What is Inheritance Tax?


Inheritance Tax is a hot topic, mainly with people not wanting to pay it, or more accurately not wanting their beneficiaries to pay it after their death. The great publicity which often surrounds Inheritance Tax is, however, surprising when you consider that only 5% of estates of people who die are subject to Inheritance Tax.


Everybody has a nil rate band of £325,000. This means that if your estate (the value of everything that you own) is less than £325,000 there will be no inheritance tax to pay.


If you are married or you have entered into a civil partnership, you can transfer your nil rate band to your spouse. This means that usually there will be no inheritance tax to pay on the first death. Then, when the second person passes away, their Estate can claim their spouse's nil rate band as well as their own. This means that their Estate could have up to a £650,000 tax-free allowance.


You must be married or have entered into a civil partnership. There is no such thing as a common-law husband/wife.


Any value over this would potentially be taxed at 40% if no further exemptions are applicable, such as the residence nil rate band.

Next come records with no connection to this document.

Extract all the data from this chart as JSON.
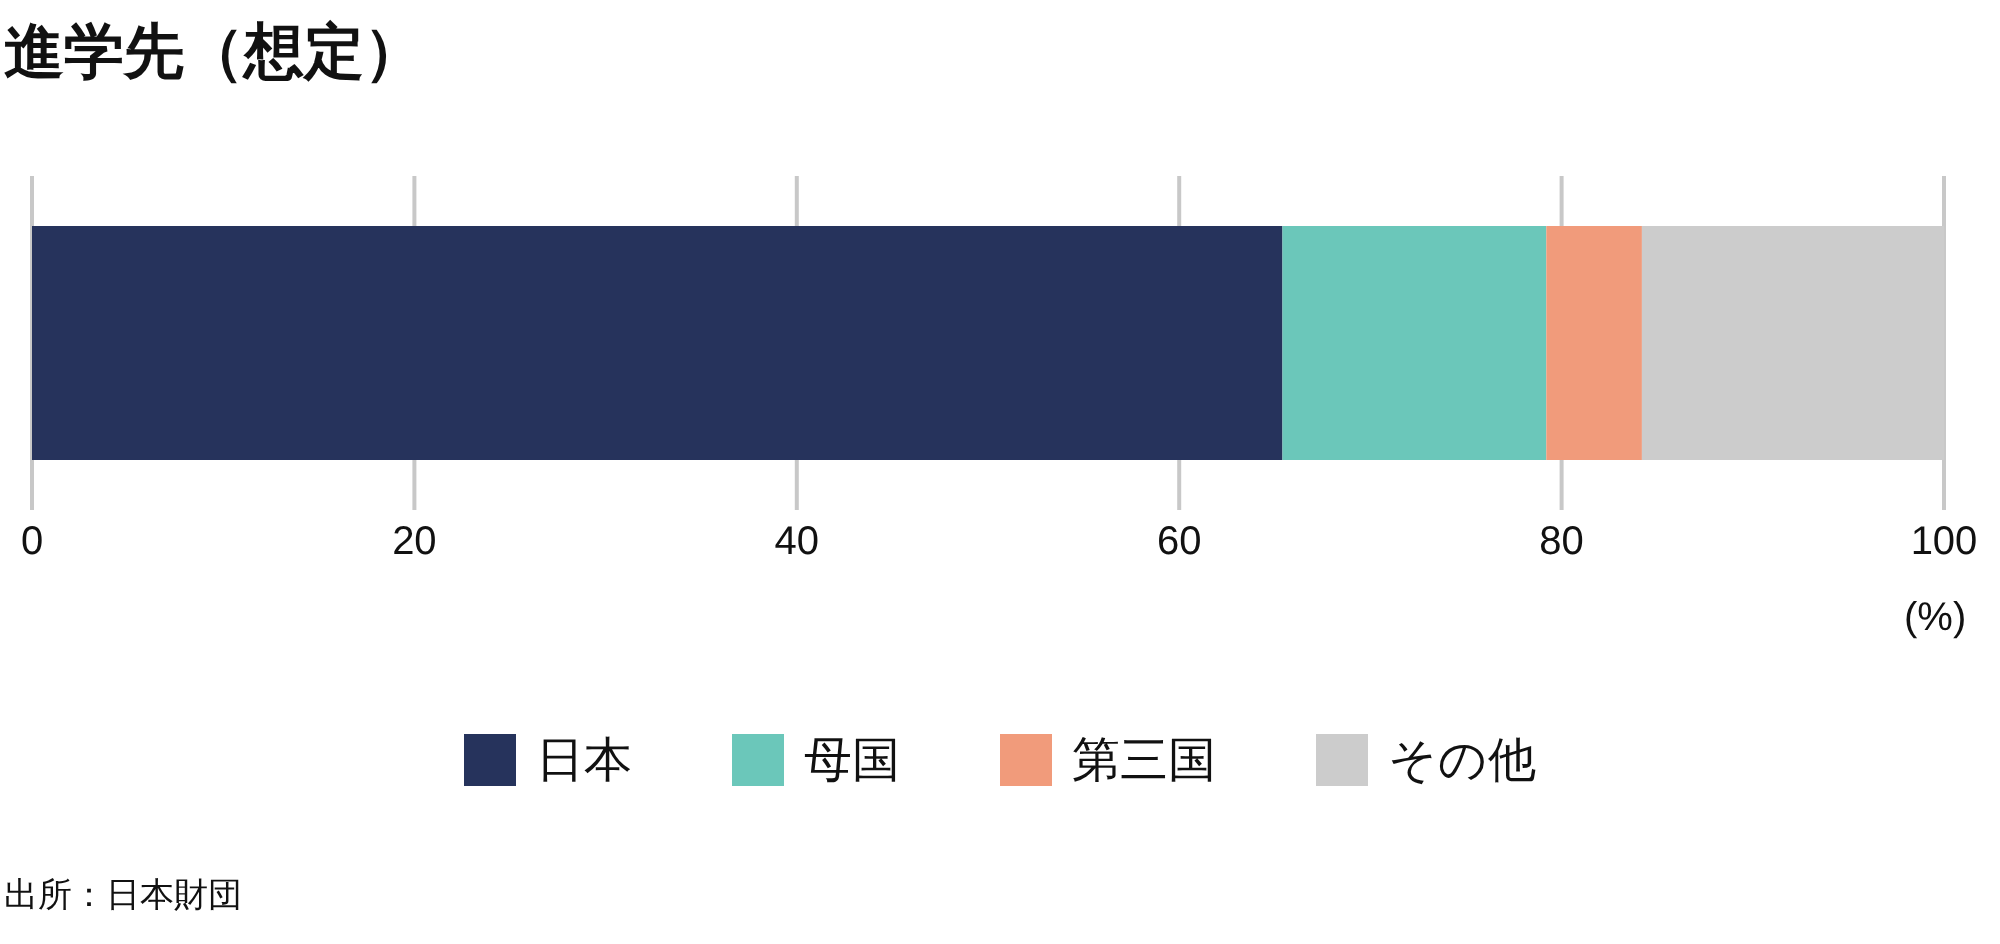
{
  "chart_data": {
    "type": "bar",
    "orientation": "horizontal",
    "stacked": true,
    "title": "進学先（想定）",
    "xlabel": "(%)",
    "categories": [
      null
    ],
    "series": [
      {
        "name": "日本",
        "color": "#26335c",
        "values": [
          65.4
        ]
      },
      {
        "name": "母国",
        "color": "#6bc7ba",
        "values": [
          13.8
        ]
      },
      {
        "name": "第三国",
        "color": "#f19b7b",
        "values": [
          5.0
        ]
      },
      {
        "name": "その他",
        "color": "#cccccc",
        "values": [
          15.8
        ]
      }
    ],
    "xlim": [
      0,
      100
    ],
    "xticks": [
      0,
      20,
      40,
      60,
      80,
      100
    ],
    "grid": "x",
    "legend": "bottom",
    "annotations": [
      "出所：日本財団"
    ]
  }
}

The transferable nil rate band may be reduced in value if on the first death some gifts or part of the Estate were left to other Beneficiaries who are not exempt such as children, other relatives or friends.


So, if you are married and you have an estate worth up to £650,000 in most cases there will be no inheritance tax to pay.



The Residence Nil Rate Band


As of April 2017, if you own a property (or shares in the property) and you are leaving it to their direct descendants (usually children, grandchildren, step-children or foster children) are entitled to an additional tax-free amount. This is called the Residence Nil Rate Band and it effectively increases the threshold for Inheritance Tax.